Japan stresses need to resolve territorial dispute with Russia ahead of forthcoming Putin visit

Russian President Vladimir Putin is scheduled to visit Japan next month.
Russian President Vladimir Putin is scheduled to visit Japan next month. PHOTO: EPA

TOKYO (BLOOMBERG, REUTERS) - Japan stressed the need to resolve a territorial dispute with Russia on Wednesday (Nov 23) amid media reports that the former Soviet nation had deployed anti-ship missile units in the Kuril Islands near Japan.

Foreign Affairs Minister Fumio Kishida said the government was aware of movements around Japan's Northern Territories, and would continue to monitor developments.

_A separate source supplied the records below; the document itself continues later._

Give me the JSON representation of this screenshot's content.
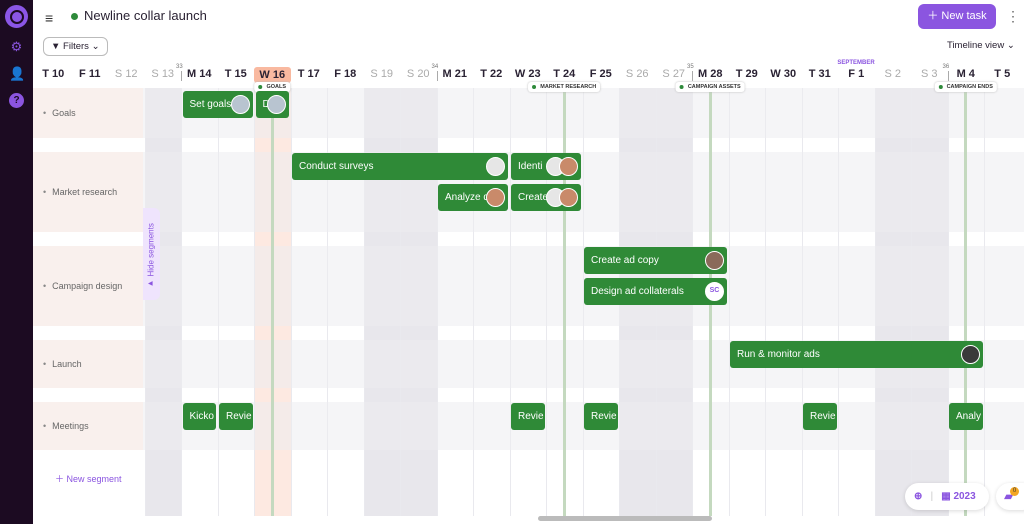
{
  "app": {
    "title": "Newline collar launch",
    "status_color": "#2e8a3a",
    "accent": "#8b55e0",
    "task_color": "#2f8a37"
  },
  "sidebar": {
    "icons": [
      "logo-icon",
      "gear-icon",
      "users-icon",
      "help-icon"
    ]
  },
  "toolbar": {
    "new_task": "New task",
    "filters": "Filters",
    "view": "Timeline view"
  },
  "timeline": {
    "month_label": "SEPTEMBER",
    "month_start": "F 1",
    "today": "W 16",
    "days": [
      "T 10",
      "F 11",
      "S 12",
      "S 13",
      "M 14",
      "T 15",
      "W 16",
      "T 17",
      "F 18",
      "S 19",
      "S 20",
      "M 21",
      "T 22",
      "W 23",
      "T 24",
      "F 25",
      "S 26",
      "S 27",
      "M 28",
      "T 29",
      "W 30",
      "T 31",
      "F 1",
      "S 2",
      "S 3",
      "M 4",
      "T 5"
    ],
    "weeks": [
      {
        "num": "33",
        "start": "M 14"
      },
      {
        "num": "34",
        "start": "M 21"
      },
      {
        "num": "35",
        "start": "M 28"
      },
      {
        "num": "36",
        "start": "M 4"
      }
    ],
    "milestones": [
      {
        "label": "GOALS",
        "day": "W 16"
      },
      {
        "label": "MARKET RESEARCH",
        "day": "T 24"
      },
      {
        "label": "CAMPAIGN ASSETS",
        "day": "M 28"
      },
      {
        "label": "CAMPAIGN ENDS",
        "day": "M 4"
      }
    ]
  },
  "segments": [
    {
      "name": "Goals",
      "tasks": [
        {
          "label": "Set goals",
          "start": "M 14",
          "end": "T 15",
          "lane": 0,
          "avatars": [
            "#b8c4d0"
          ]
        },
        {
          "label": "D",
          "start": "W 16",
          "end": "W 16",
          "lane": 0,
          "avatars": [
            "#b8c4d0"
          ]
        }
      ]
    },
    {
      "name": "Market research",
      "tasks": [
        {
          "label": "Conduct surveys",
          "start": "T 17",
          "end": "T 22",
          "lane": 0,
          "avatars": [
            "#e6e6e6"
          ]
        },
        {
          "label": "Identi",
          "start": "W 23",
          "end": "T 24",
          "lane": 0,
          "avatars": [
            "#e6e6e6",
            "#c98a6a"
          ]
        },
        {
          "label": "Analyze d",
          "start": "M 21",
          "end": "T 22",
          "lane": 1,
          "avatars": [
            "#c98a6a"
          ]
        },
        {
          "label": "Create",
          "start": "W 23",
          "end": "T 24",
          "lane": 1,
          "avatars": [
            "#e6e6e6",
            "#c98a6a"
          ]
        }
      ]
    },
    {
      "name": "Campaign design",
      "tasks": [
        {
          "label": "Create ad copy",
          "start": "F 25",
          "end": "M 28",
          "lane": 0,
          "avatars": [
            "#8a6a5a"
          ]
        },
        {
          "label": "Design ad collaterals",
          "start": "F 25",
          "end": "M 28",
          "lane": 1,
          "avatars": [
            "SC"
          ]
        }
      ]
    },
    {
      "name": "Launch",
      "tasks": [
        {
          "label": "Run & monitor ads",
          "start": "T 29",
          "end": "M 4",
          "lane": 0,
          "avatars": [
            "#3a3a3a"
          ]
        }
      ]
    },
    {
      "name": "Meetings",
      "tasks": [
        {
          "label": "Kicko",
          "start": "M 14",
          "end": "M 14",
          "lane": 0,
          "avatars": []
        },
        {
          "label": "Revie",
          "start": "T 15",
          "end": "T 15",
          "lane": 0,
          "avatars": []
        },
        {
          "label": "Revie",
          "start": "W 23",
          "end": "W 23",
          "lane": 0,
          "avatars": []
        },
        {
          "label": "Revie",
          "start": "F 25",
          "end": "F 25",
          "lane": 0,
          "avatars": []
        },
        {
          "label": "Revie",
          "start": "T 31",
          "end": "T 31",
          "lane": 0,
          "avatars": []
        },
        {
          "label": "Analy",
          "start": "M 4",
          "end": "M 4",
          "lane": 0,
          "avatars": []
        }
      ]
    }
  ],
  "hide_segments": "Hide segments",
  "new_segment": "New segment",
  "footer": {
    "year": "2023",
    "notifications": "0"
  }
}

He said solving the territorial dispute was one of Japan's top priorities, and he hopes to make progress towards that when Russian President Vladimir Putin is scheduled to visit the country next month.

Mr Kishida was speaking at a press briefing in Miyagi Prefecture, northern Japan, in response to a reporter's question.

Russia deployed Bal and Bastion units on Kunashir Island and Iturup Island respectively, RIA Novosti said, citing Pacific Fleet newspaper Combat Watch.

The report said the units were preparing for exercises in the Japan Sea, without specifying when they were deployed.

The dispute over four islands known as the Northern Territories in Japan and South Kurils in Russia has prevented the countries from signing a peace treaty more than 70 years after the end of World War II. Soviet troops occupied the territory in the dying days of the war.

The Nikkei newspaper reported last month that Japan Prime Minister Shinzo Abe will propose co-governing the disputed islands.

Mr Putin said on Sunday (Nov 20) that both sides "genuinely want to sign a peace treaty", but cautioned that they remain far apart on the issue of ownership.

The Kremlin said on Wednesday the deployment of the Russian missile defence systems on the islands should not influence efforts to achieve a peace deal over the territorial dispute.

"Without doubt, there are grounds for this (deploying the missiles), but at the same time from our point of view, it should not in any way influence the centripetal trend which exists in our bilateral relations with Tokyo," Kremlin spokesman Dmitry Peskov said on a conference call with reporters.

He said that trend applies "in terms of the careful preparations for the forthcoming visit of President Putin to Japan, and in terms of continuing contacts to develop our bilateral ties, especially in the economic sphere, and negotiations on the peace deal issue".